Yumoto N, Araki A, Sumida T, Saito T, Taniguchi M, Mikata A
1st Department of Pathology, School of Medicine, Chiba University, Japan.
Virchows Arch. 1995;426(1):11-8. doi: 10.1007/BF00194693.
Ten cases of primary gastric malignant lymphoma (PGL) were investigated by immunohistochemical and molecular genetic analysis. These cases were diagnosed histopathologically as follicular small cleaved cell type (1 case), diffuse small cleaved cell type (3 cases) and diffuse large cell type (6 cases) based on the WF (Working Formulation) classification. Seven cases classified as small cleaved or diffuse large cell type belong to low (4 cases) or high (3 cases) grade MALT lymphoma according to Isaacson's classification. All PGL belonged to B lineage cells according to immunohistochemical study and immunoglobulin rearrangements. Rearrangements of TCR beta chain genes were observed in four of the ten cases. The possibility that the TCR beta rearrangements were caused by tumour-infiltrating T-cells (TILs) was supported by the following observations: the tumours did not show T- and B-cell biphenotype, TCR beta exhibited functional VDJ rearrangement and V beta usage pattern was not a neoplastic type. Analysis of the repertoire of the TCR beta chain in TILs revealed a common usage of V beta 2 in the above four cases, and furthermore, predominant usage of a particular beta chain composed of V beta 2-D beta 2.1-J beta 2.3 was observed in one of the four cases. These results indicate that the TILs of PGL have a restricted TCR repertoire.

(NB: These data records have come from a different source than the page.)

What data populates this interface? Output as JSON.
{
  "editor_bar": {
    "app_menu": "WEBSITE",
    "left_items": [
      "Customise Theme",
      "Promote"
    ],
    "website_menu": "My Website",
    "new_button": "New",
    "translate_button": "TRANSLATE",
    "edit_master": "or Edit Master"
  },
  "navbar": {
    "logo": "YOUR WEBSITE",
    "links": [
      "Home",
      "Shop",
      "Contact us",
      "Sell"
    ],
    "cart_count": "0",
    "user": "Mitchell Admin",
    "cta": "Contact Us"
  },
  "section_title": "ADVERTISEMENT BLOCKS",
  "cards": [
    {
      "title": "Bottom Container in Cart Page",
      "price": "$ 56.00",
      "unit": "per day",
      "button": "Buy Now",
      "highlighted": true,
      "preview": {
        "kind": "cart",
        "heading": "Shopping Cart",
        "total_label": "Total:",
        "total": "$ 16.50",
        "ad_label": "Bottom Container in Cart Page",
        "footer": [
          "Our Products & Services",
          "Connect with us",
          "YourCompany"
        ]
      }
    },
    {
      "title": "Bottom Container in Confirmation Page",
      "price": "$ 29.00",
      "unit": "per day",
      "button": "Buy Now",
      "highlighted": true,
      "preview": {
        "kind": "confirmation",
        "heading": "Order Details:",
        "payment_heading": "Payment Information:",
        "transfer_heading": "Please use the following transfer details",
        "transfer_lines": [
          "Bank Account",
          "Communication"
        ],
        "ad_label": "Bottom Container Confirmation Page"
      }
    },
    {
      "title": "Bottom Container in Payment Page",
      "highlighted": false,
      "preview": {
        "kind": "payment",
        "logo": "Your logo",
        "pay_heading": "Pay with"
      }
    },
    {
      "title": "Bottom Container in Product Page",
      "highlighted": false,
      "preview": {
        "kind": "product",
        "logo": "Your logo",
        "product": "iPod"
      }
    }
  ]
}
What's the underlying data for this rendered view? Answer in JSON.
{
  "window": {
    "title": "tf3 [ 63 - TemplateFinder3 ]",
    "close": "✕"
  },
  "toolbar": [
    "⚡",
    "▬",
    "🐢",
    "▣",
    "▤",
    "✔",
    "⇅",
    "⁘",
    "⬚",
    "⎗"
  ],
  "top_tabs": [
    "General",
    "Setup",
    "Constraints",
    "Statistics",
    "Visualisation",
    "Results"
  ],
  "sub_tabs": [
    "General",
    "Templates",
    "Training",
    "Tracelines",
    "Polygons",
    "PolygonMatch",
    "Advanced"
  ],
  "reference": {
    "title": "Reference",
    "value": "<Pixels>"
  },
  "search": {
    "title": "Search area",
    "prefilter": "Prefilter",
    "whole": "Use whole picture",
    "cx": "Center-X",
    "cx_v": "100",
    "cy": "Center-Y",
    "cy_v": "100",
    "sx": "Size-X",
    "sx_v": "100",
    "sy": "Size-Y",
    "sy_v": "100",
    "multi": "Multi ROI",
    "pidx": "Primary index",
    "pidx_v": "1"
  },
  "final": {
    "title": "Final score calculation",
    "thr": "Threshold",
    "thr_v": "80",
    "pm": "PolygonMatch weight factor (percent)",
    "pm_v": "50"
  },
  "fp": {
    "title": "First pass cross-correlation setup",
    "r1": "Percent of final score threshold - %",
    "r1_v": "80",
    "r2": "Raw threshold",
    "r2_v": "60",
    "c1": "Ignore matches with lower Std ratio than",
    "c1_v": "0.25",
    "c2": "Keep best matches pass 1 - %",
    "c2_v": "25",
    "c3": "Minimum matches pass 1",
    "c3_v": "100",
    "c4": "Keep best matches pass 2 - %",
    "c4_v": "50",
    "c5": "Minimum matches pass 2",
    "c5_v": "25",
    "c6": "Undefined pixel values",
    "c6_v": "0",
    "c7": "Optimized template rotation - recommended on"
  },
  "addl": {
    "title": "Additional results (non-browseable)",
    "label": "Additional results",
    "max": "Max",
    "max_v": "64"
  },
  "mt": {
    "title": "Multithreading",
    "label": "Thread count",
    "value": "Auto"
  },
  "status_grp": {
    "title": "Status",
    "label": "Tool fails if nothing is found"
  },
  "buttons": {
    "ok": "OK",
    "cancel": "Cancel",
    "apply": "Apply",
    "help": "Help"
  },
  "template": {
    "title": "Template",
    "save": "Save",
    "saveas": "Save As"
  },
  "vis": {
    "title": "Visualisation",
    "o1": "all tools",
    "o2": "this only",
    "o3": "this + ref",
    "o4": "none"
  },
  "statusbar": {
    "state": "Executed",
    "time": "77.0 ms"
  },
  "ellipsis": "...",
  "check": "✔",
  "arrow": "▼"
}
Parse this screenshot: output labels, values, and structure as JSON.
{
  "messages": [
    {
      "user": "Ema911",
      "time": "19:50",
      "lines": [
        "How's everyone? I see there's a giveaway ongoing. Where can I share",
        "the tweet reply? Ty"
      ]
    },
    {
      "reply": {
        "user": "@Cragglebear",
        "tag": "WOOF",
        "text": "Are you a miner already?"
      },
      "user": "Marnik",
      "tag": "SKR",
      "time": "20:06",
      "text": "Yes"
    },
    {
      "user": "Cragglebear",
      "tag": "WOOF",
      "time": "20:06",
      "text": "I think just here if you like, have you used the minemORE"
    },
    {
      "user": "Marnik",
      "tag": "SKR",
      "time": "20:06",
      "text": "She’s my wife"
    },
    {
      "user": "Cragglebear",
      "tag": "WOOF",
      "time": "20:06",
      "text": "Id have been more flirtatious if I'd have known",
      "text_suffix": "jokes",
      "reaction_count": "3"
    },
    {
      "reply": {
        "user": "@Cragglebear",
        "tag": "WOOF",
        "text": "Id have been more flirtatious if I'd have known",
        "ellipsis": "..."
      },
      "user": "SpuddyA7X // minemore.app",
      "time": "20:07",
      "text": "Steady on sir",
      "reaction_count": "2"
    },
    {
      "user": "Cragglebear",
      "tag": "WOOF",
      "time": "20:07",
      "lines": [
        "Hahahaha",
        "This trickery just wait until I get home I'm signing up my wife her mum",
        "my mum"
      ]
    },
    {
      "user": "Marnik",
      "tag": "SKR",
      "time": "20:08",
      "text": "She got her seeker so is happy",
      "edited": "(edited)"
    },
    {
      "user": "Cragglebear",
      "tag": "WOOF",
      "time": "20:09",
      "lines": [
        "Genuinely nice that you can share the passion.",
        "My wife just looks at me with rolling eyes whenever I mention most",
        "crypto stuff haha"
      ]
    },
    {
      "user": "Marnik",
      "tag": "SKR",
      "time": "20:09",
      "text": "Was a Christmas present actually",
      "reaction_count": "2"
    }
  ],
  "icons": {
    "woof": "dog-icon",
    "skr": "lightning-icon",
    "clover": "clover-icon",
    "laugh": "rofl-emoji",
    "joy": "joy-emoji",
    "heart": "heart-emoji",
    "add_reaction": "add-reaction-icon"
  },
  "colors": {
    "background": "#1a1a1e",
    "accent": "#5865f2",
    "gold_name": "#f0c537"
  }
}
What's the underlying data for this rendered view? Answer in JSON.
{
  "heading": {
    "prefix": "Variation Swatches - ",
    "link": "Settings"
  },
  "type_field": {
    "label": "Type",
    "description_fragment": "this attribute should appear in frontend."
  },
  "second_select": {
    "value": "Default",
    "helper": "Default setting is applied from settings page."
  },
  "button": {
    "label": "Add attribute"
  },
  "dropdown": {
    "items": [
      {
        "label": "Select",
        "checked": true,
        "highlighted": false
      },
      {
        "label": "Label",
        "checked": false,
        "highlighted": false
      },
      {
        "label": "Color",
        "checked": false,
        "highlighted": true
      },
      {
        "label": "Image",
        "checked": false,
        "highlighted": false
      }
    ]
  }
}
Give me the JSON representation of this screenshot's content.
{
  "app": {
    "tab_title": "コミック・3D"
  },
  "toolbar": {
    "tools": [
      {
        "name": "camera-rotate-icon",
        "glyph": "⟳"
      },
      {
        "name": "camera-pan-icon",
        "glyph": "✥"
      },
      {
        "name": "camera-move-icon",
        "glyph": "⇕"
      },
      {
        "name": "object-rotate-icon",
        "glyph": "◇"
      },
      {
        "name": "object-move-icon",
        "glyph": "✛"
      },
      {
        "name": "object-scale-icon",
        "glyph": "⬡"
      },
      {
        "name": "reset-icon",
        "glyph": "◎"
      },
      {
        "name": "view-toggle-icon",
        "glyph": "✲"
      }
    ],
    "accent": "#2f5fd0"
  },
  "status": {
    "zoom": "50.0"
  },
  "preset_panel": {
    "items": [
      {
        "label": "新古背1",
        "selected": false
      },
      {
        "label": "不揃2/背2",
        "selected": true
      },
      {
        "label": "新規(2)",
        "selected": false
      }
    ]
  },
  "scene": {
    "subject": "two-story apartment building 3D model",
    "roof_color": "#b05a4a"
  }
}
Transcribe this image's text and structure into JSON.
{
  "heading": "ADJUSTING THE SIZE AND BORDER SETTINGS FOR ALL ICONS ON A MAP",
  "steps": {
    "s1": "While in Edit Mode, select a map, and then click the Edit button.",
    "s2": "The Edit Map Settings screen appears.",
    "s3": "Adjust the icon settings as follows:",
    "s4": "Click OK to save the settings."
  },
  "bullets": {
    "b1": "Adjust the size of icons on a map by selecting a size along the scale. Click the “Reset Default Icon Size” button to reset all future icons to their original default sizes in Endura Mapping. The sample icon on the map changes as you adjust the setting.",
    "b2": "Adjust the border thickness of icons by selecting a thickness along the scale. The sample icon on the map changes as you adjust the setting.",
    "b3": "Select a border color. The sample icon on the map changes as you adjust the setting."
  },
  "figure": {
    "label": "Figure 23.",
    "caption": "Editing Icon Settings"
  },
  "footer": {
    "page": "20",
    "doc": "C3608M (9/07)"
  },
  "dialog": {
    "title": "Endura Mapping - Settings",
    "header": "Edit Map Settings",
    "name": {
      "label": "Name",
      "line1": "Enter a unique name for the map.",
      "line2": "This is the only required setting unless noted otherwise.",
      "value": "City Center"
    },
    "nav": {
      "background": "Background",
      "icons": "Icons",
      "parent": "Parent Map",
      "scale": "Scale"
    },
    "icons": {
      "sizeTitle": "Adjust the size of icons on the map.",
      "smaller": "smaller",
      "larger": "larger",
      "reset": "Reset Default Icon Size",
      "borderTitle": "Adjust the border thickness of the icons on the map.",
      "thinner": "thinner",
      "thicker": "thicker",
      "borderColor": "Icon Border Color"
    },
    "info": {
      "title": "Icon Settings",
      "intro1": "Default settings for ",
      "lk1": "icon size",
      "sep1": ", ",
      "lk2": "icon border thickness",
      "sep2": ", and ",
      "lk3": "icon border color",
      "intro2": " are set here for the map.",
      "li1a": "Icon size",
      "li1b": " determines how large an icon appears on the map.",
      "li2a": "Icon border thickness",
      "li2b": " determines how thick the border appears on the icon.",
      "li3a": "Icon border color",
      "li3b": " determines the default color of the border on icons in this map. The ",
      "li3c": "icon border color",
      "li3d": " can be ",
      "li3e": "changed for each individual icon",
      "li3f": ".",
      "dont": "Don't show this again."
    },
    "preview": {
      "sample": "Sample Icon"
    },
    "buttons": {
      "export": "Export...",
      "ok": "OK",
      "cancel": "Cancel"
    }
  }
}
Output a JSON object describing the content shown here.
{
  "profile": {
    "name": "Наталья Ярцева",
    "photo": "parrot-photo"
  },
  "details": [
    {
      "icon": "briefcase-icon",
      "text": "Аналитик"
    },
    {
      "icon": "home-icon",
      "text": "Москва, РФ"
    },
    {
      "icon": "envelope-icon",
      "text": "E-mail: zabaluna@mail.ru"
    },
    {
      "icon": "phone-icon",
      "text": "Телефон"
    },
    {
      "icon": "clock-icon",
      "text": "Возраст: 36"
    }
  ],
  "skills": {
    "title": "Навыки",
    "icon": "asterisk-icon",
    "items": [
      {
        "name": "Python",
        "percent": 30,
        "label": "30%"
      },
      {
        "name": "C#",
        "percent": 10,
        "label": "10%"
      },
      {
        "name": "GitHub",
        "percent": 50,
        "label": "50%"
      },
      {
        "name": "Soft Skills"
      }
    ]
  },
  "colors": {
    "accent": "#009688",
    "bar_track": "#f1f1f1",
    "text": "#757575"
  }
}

对10例原发性胃恶性淋巴瘤(PGL)进行了免疫组织化学和分子遗传学分析。根据工作分类法(WF),这些病例在组织病理学上被诊断为滤泡性小裂细胞型(1例)、弥漫性小裂细胞型(3例)和弥漫性大细胞型(6例)。根据艾萨克森分类法,7例分类为小裂细胞型或弥漫性大细胞型的病例属于低级别(4例)或高级别(3例)黏膜相关淋巴组织淋巴瘤。根据免疫组织化学研究和免疫球蛋白重排,所有PGL均属于B淋巴细胞系。10例中有4例观察到TCRβ链基因重排。以下观察结果支持TCRβ重排由肿瘤浸润性T细胞(TILs)引起的可能性:肿瘤未显示T细胞和B细胞双表型,TCRβ表现出功能性VDJ重排,且Vβ使用模式不是肿瘤性类型。对TILs中TCRβ链库的分析显示,上述4例中Vβ2有共同使用情况,此外,4例中的1例观察到由Vβ2-Dβ2.1-Jβ2.3组成的特定β链的主要使用情况。这些结果表明,PGL的TILs具有受限的TCR库。